Mind & Body

6 simple ways to boost your happiness and feel more positive

Feeling flat, downbeat and only seeing the negative in everything? FIORELLA VALDESOLO discovers how to turn half-empty into half-full – and successfully reframe your thoughts to make a bad day so much better…


We’re all familiar with the destruction a negative thought can cause, quickly turning a happy moment sour. But mastering how to think positively doesn’t mean you have to be in a good mood 24/7. “Optimism sometimes gets a bad rap because the mainstream perception of its meaning is that an optimist permanently feels great, which isn’t possible,” claims Dr Deepika Chopra, an optimism doctor and visual-imagery expert. Chopra says the first hurdle in reframing negative thoughts is redefining what optimism is; and, for her, it’s about resiliency. “An optimist is someone who can recognize something that’s bringing them sadness, fear or anxiety – or even anger – and be able to respect and acknowledge their feelings and hope that they will get better,” she explains.

Be kind to your mind

Some of our collective stress can be pinpointed to the constant stream of self-doubt, criticism and worry we put on ourselves, says dermatologist Dr Howard Murad, who has conducted a four-week study examining the stress created by negative internal monologues. “They can be extremely debilitating, and I wanted to show how positive self-talk can generate positive emotions, which can reduce stress and result in profound effects on overall wellbeing,” he adds. After repeated daily readings of simple, positive affirmations and journaling their thoughts, participants were found to have a lower heart rate, lower blood pressure and – an additional bonus – higher levels of skin hydration.

Scent strategically

“There is a direct connection to our limbic system from scent that helps to improve your mood, enhance your memory and create positive behavioural and emotional changes that reduce stress and anxiety,” says aromatherapist Hellen Yuan. She recommends creating dynamic ‘smell-scapes’ using aromatic inhalers, mixing essential-oil blends into the palm of your hands (and inhaling deeply), or using diffusers.

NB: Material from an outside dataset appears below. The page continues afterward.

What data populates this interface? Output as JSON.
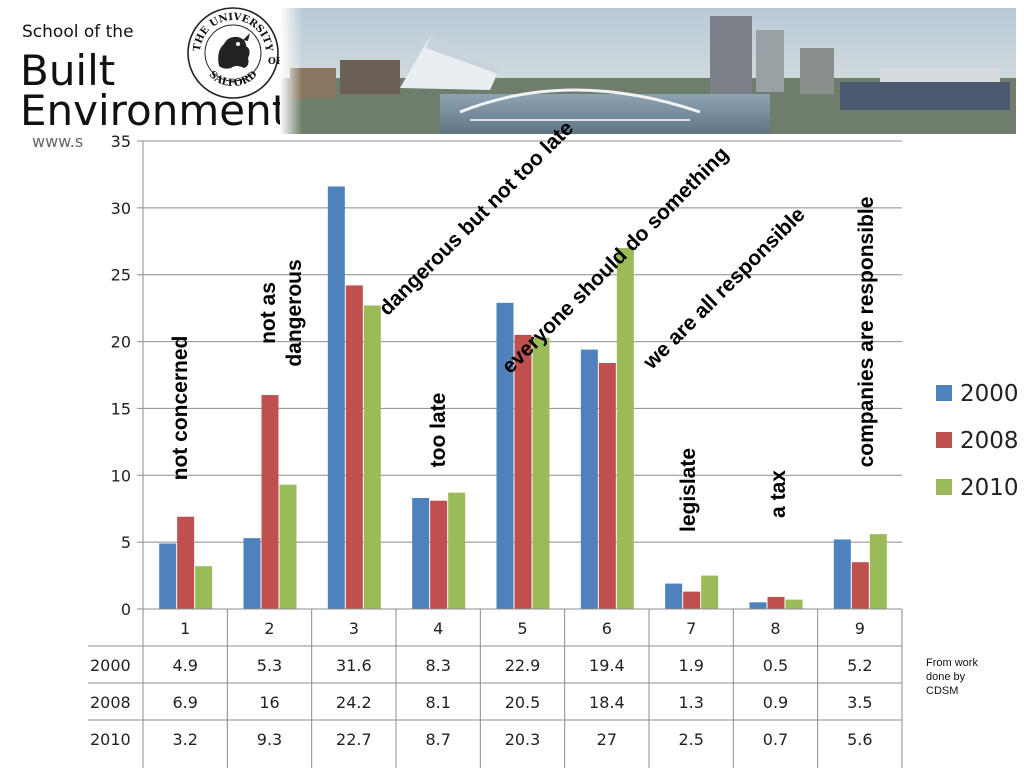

So which scent specifically targets negativity? Yuan likes citrus essential oils that elevate the mood, such as grapefruit, lemon and tangerine. Also green, woody scents like myrtle, tea tree, cypress, laurel and eucalyptus, which connect you to the earth and, ergo, help you stay grounded. Try Aromatherapy Associates Forest Therapy Wellness Mist. More than anything, though, it is important to choose something you really like, says aromatherapist Melissa Medvedich. “If you find an aroma off-putting, you’re less likely to enjoy any positive effects, whatever studies might show.”

Shelve the to-do list

The pressure to complete a forever-growing, daily to-do list can lead to a spin cycle of negativity, self-doubt and frustration. Instead, says Chopra, craft a ‘ta-da list’. “It’s about focusing on what you’ve already accomplished, rather than being overwhelmed by what you still have to do,” she explains. “Starting the day by making a list of all the things you’ve already achieved, even if they’re small, is a way to build self-mastery, self-confidence and resiliency.”

Move your body

The benefits of exercise are well-documented but, often, when we’re in a slump, finding the motivation to work out can prove challenging. So, says Chopra, think smaller: what’s critical is simply moving the body, but that doesn’t have to mean traditional exercise. Chopra’s interpretation? Dancing around her bedroom to one or two songs when she wakes up in the morning. “There’s a lot of research that shows that whatever your mood is in the morning really impacts your mood for the remainder of the day, so getting in a few minutes of something that makes you feel good is a positive ritual,” she says.

Get outside

Much like exercise, spending time in nature can have a profound and stabilizing effect on our mood. Regular mountain hikes may not be a reality for most of us, but getting out in nature can be as simple as heading to a local park or community garden. “Research shows that spending time outdoors for just two hours a week is all it takes to boost mood and decrease cortisol levels,” says Chopra.

Diversify your news consumption

While ignorance is definitely not bliss, Chopra says the desire to read news non-stop can trap many in a negative mindset, and affect your sleep, so it’s important to also actively seek out content that is inspiring (such as Tanksgoodnews, Upworthy and Good). “Knowledge is power – and being aware is really important, but so is having boundaries in terms of how much you consume stimuli like news,” she says. “There are a lot of beautiful, miraculous things going on in the world that we need to know about as well!”